The foundation says: “On April 11, 2014, Ebenezer Kwame Abaka, a Western Regional Correspondent of TV3, a privately-owned television station, was heckled by a military man and his camera seized at an event he was invited to.”
The journalist had gone to cover a graduation parade of some recruits of the Ghana Air Force at the Air Force Base of the Western Regional Capital, Takoradi.
“While filming the event, a military man approached the journalist and asked him to produce his identity card. When he failed to produce it, the military man heckled him and took his camera from him. Even though Abaka was able to retrieve his camera shortly after that, he had to leave the event due to the embarrassment he suffered,” the MFWA said in a press release.
According to the statement, another journalist, Muftaw Mohammed, of privately-owned Metro FM, a radio station in the Ashanti regional capital, Kumasi, was on April 3 arrested and detained for taking pictures of some bribe-taking personnel from the Motor Traffic and Transport Department (MTTD) of Ghana Police Service. “Mohammed was held by the police and his iPad seized.”
After two hours, the pictures he had taken of the MTTD officers on his iPad were deleted before he was released.
Earlier on March 10, Geoffrey Buta, a photographer of the state-owned newspaper The Ghanaian Times was also, assaulted by a military man in Tamale, in the Northern Region of Ghana.
Again a crew of privately-owned TV Africa was on March 7, detained by some security personnel at Adjei Kojo, a suburb of Accra.
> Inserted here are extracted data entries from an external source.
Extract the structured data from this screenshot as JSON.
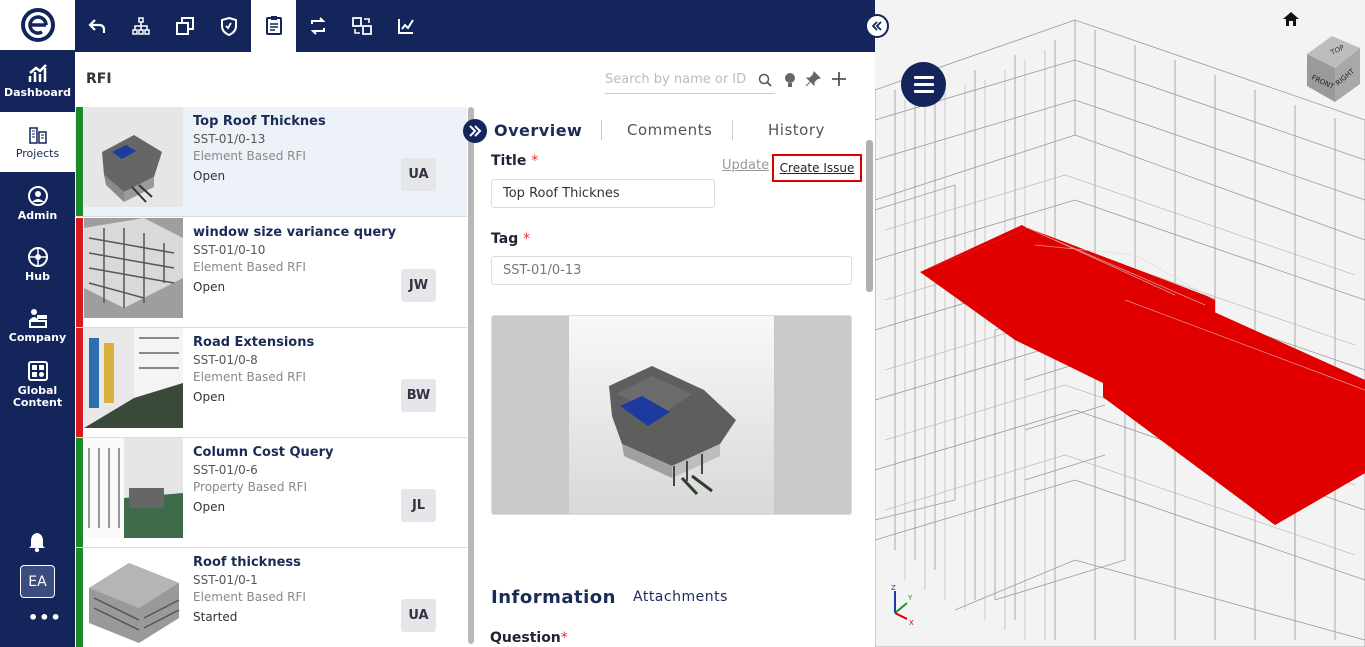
{
  "nav": {
    "items": [
      {
        "label": "Dashboard",
        "icon": "chart-icon"
      },
      {
        "label": "Projects",
        "icon": "buildings-icon"
      },
      {
        "label": "Admin",
        "icon": "admin-icon"
      },
      {
        "label": "Hub",
        "icon": "hub-icon"
      },
      {
        "label": "Company",
        "icon": "company-icon"
      },
      {
        "label": "Global Content",
        "icon": "global-content-icon"
      }
    ],
    "avatar": "EA",
    "more": "•••"
  },
  "toolbar": {
    "icons": [
      "undo-icon",
      "hierarchy-icon",
      "copy-icon",
      "shield-icon",
      "clipboard-icon",
      "sync-icon",
      "transfer-icon",
      "check-chart-icon"
    ],
    "active": "clipboard-icon"
  },
  "rfi": {
    "title": "RFI",
    "search_placeholder": "Search by name or ID"
  },
  "list": [
    {
      "title": "Top Roof Thicknes",
      "id": "SST-01/0-13",
      "type": "Element Based RFI",
      "status": "Open",
      "assignee": "UA",
      "color": "#1a8a2a",
      "selected": true
    },
    {
      "title": "window size variance query",
      "id": "SST-01/0-10",
      "type": "Element Based RFI",
      "status": "Open",
      "assignee": "JW",
      "color": "#d71920",
      "selected": false
    },
    {
      "title": "Road Extensions",
      "id": "SST-01/0-8",
      "type": "Element Based RFI",
      "status": "Open",
      "assignee": "BW",
      "color": "#d71920",
      "selected": false
    },
    {
      "title": "Column Cost Query",
      "id": "SST-01/0-6",
      "type": "Property Based RFI",
      "status": "Open",
      "assignee": "JL",
      "color": "#1a8a2a",
      "selected": false
    },
    {
      "title": "Roof thickness",
      "id": "SST-01/0-1",
      "type": "Element Based RFI",
      "status": "Started",
      "assignee": "UA",
      "color": "#1a8a2a",
      "selected": false
    }
  ],
  "detail": {
    "tabs": [
      "Overview",
      "Comments",
      "History"
    ],
    "title_label": "Title",
    "title_value": "Top Roof Thicknes",
    "update_label": "Update",
    "create_issue_label": "Create Issue",
    "tag_label": "Tag",
    "tag_value": "SST-01/0-13",
    "required_mark": "*",
    "section_information": "Information",
    "section_attachments": "Attachments",
    "question_label": "Question"
  },
  "colors": {
    "navy": "#13255a",
    "highlight": "#e00000",
    "roof_red": "#e00000",
    "status_open": "#1a8a2a",
    "status_red": "#d71920"
  },
  "viewer": {
    "cube_faces": [
      "TOP",
      "FRONT",
      "RIGHT"
    ],
    "axes": [
      "Z",
      "Y",
      "X"
    ]
  }
}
The crew had gone to the area to do a follow-up on a demolition exercise that was undertaken in the area.
The MFWA said it is concerned about the seeming lack of tolerance on the part of some sections of the security agencies in Ghana towards journalists when they are discharging their professional duties.
“We call on the security agencies to recognise the important role the media plays in the democratic development of the country and accord them the necessary support and respect they deserve.”